Using hormonal contraception has other potential benefits. Each method has its own specific positives but in general:


  • Decreased risk of breast cysts, ovarian and uterine cancer, as well as the incidence of ovarian cysts
  • Sexual intercourse can still be spontaneous
  • May help improve acne
  • Hormonal methods are reversible-meaning that once you stop taking/using them, you can become pregnant
  • Regulates your period and reduces menstrual cramps. Lighter periods
  • Consistent contraceptive protection!!!

Potential Disadvantages of Hormonal Contraception:

As with all medicine, there are possible side effects of hormonal contraception. Make sure to inform your health care provider that you are using a form of hormonal contraception- especially if other medications are being prescribed. Not everyone will experience the same side effects, and some women will have severe or frequent side effects, while others will have minor or moderate ones.
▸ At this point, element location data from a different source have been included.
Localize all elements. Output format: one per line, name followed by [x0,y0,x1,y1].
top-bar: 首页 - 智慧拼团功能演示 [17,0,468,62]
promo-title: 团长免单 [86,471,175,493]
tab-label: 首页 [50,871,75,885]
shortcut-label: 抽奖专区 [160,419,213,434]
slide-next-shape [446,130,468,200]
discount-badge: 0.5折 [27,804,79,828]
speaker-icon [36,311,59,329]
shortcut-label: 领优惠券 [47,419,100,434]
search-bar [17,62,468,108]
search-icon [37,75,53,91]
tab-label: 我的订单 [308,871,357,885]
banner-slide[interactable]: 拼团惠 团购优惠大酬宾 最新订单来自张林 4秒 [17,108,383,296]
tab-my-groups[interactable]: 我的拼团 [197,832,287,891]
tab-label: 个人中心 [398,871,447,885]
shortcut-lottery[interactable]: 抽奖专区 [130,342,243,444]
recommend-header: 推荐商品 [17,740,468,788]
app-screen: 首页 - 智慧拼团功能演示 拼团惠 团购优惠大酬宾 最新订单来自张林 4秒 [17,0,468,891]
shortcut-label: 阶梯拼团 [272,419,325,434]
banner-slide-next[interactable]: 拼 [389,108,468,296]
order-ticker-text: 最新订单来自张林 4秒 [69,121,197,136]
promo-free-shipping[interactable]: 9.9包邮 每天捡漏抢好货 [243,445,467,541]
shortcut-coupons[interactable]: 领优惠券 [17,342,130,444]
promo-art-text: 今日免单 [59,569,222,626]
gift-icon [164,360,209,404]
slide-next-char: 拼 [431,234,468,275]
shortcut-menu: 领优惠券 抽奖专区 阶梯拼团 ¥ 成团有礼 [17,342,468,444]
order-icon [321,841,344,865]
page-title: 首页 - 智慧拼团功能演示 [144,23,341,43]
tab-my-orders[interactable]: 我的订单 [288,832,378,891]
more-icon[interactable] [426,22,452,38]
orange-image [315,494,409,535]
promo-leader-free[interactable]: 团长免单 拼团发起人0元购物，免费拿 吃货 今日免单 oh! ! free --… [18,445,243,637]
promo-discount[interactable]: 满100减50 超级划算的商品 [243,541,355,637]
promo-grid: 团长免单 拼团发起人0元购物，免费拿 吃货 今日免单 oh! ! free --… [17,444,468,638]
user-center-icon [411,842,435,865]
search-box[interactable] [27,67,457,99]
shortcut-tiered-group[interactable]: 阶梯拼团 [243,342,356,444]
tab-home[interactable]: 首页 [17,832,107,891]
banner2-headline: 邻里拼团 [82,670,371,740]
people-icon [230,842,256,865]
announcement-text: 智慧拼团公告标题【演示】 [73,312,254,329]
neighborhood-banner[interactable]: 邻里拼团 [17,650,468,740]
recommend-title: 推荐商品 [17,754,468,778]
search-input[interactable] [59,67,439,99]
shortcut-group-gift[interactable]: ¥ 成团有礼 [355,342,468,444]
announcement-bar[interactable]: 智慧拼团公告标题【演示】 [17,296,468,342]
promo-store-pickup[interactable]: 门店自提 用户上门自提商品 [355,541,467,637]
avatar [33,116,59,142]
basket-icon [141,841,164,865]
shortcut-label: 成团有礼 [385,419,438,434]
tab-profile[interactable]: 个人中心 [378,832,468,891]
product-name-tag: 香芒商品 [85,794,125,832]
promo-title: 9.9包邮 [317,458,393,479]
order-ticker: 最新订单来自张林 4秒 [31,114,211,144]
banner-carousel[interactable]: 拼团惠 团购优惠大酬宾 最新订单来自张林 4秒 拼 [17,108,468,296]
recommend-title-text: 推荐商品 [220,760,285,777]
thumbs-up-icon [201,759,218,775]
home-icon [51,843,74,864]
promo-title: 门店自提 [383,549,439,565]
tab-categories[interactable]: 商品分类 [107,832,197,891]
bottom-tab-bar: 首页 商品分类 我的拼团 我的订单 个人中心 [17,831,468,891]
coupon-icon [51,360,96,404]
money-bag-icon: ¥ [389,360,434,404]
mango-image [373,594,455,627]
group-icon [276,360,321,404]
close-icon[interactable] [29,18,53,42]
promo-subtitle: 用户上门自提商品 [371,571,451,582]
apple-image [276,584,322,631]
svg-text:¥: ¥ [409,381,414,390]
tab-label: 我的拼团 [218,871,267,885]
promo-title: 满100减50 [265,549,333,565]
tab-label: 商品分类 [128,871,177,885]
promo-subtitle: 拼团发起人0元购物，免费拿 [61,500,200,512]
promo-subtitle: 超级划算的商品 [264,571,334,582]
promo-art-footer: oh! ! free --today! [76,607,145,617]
Side effects can include:


  • Spotting or bleeding between periods (called “breakthrough” bleeding)
  • Appetite changes
  • Nausea
  • Breast tenderness or fullness
  • Mood changes, irritability, depression
  • Changes in sex drive
  • Hormonal changes can result in vaginal itching, increased vaginal discharge and possible vaginitis
  • Headaches
  • Skin irritation (with the Patch)


Hormonal contraception DOES NOT protect against sexually transmitted infections (STIs)

Most side effects usually clear after 2-3 months of using the particular method. If symptoms persist after 3 months, talk with your health care provider to discuss alternative methods.